Duke Ellington, Victor 27564, 1941

“In my solitude you haunt me / With dreadful ease of days gone by.” Dreadful ease? Sounds like a post-punk band-name, or maybe a vape flavor. What in the hell was lyricist Eddie DeLange thinking when he wrote that? Well, he didn’t write that. He wrote “reveries,” and someone, rather than locating sheet music for this classic song or listening just a wee bit more carefully (and thinking about it for a moment), heard it as “dreadful ease.” And figured that made sense. So these mis-heard lyrics are all over the internet.

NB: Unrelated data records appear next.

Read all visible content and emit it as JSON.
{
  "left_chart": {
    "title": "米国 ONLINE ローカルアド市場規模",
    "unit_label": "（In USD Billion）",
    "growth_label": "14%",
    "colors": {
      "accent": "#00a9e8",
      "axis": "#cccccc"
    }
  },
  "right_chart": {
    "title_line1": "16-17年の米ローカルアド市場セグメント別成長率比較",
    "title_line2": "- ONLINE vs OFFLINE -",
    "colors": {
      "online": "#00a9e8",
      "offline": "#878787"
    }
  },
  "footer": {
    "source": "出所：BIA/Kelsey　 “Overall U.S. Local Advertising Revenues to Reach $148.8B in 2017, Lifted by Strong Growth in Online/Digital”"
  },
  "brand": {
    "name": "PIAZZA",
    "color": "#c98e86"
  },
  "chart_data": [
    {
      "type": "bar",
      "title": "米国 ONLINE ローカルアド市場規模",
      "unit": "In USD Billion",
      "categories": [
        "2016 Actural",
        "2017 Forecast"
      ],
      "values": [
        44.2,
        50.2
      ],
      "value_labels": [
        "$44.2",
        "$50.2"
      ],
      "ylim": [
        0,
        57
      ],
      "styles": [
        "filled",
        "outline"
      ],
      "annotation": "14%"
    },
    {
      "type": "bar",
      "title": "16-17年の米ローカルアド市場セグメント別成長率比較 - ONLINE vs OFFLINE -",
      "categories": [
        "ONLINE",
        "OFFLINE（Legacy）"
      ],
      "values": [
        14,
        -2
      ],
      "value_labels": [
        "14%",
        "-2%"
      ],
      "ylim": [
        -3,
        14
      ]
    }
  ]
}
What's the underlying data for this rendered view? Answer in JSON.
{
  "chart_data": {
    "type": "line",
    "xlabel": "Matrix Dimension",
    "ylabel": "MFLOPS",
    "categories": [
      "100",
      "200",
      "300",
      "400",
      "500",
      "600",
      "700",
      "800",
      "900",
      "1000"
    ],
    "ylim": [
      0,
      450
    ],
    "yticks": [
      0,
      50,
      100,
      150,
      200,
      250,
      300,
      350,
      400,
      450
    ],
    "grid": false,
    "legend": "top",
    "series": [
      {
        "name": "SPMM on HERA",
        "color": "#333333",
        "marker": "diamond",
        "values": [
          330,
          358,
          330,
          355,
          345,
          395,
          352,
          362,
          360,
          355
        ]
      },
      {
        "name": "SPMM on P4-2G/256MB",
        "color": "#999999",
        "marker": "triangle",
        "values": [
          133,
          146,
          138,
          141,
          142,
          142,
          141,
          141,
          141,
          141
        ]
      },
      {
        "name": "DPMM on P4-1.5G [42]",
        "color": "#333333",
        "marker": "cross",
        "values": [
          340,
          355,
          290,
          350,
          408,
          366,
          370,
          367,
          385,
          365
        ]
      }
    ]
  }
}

According to Duke Ellington, writing in his memoir Music Is My Mistress, he composed this most gorgeous of songs in 1934, as a rush job for a recording session that needed one more song. Lyrics were added later by DeLange. Ellington’s manager Irving Mills also took writing credit, as he often did without contributing a word or a note, to get a cut.

Ellington’s Orchestra had a hit with it late in ’34, and I have that version on vinyl. But I came across a 78 recorded in 1941 that’s all Duke, at the piano. I do love to listen to Duke playing solo—in his solitude, you might say—but often prefer him amidst the colorations of his hand-picked, well-groomed band members. In this case, though, the feeling of solitude is intensified by the focus of the one instrument, the performance in the hands of the song’s creator. Along the way, he tosses in a few of his usual flourishes, but not to excess, and makes an odd modulation, from Db to F, sound perfectly natural.

The flip side of Duke’s solo “Solitude” is Henry Creamer and Turner Layton’s 1921 composition “Dear Old Southland,” which was an oldie by 1941. Duke went it alone on that one, too, recording it, with a little stride action, on the same day as “Solitude.”

Many of the great pre-rock vocalists recorded fine versions of this one, particularly the great ladies—Ella, Sarah, Nina, and especially Billie.

I performed this song for years with a vocal trio. I got something wrong about it, but it was intentional: changing a minor chord to a major in the third bar of the verse, which I always felt was sacrilege, but I liked the way it sounded vocally. So, sorry, Duke. At least I never sang “with dreadful ease of days gone by.”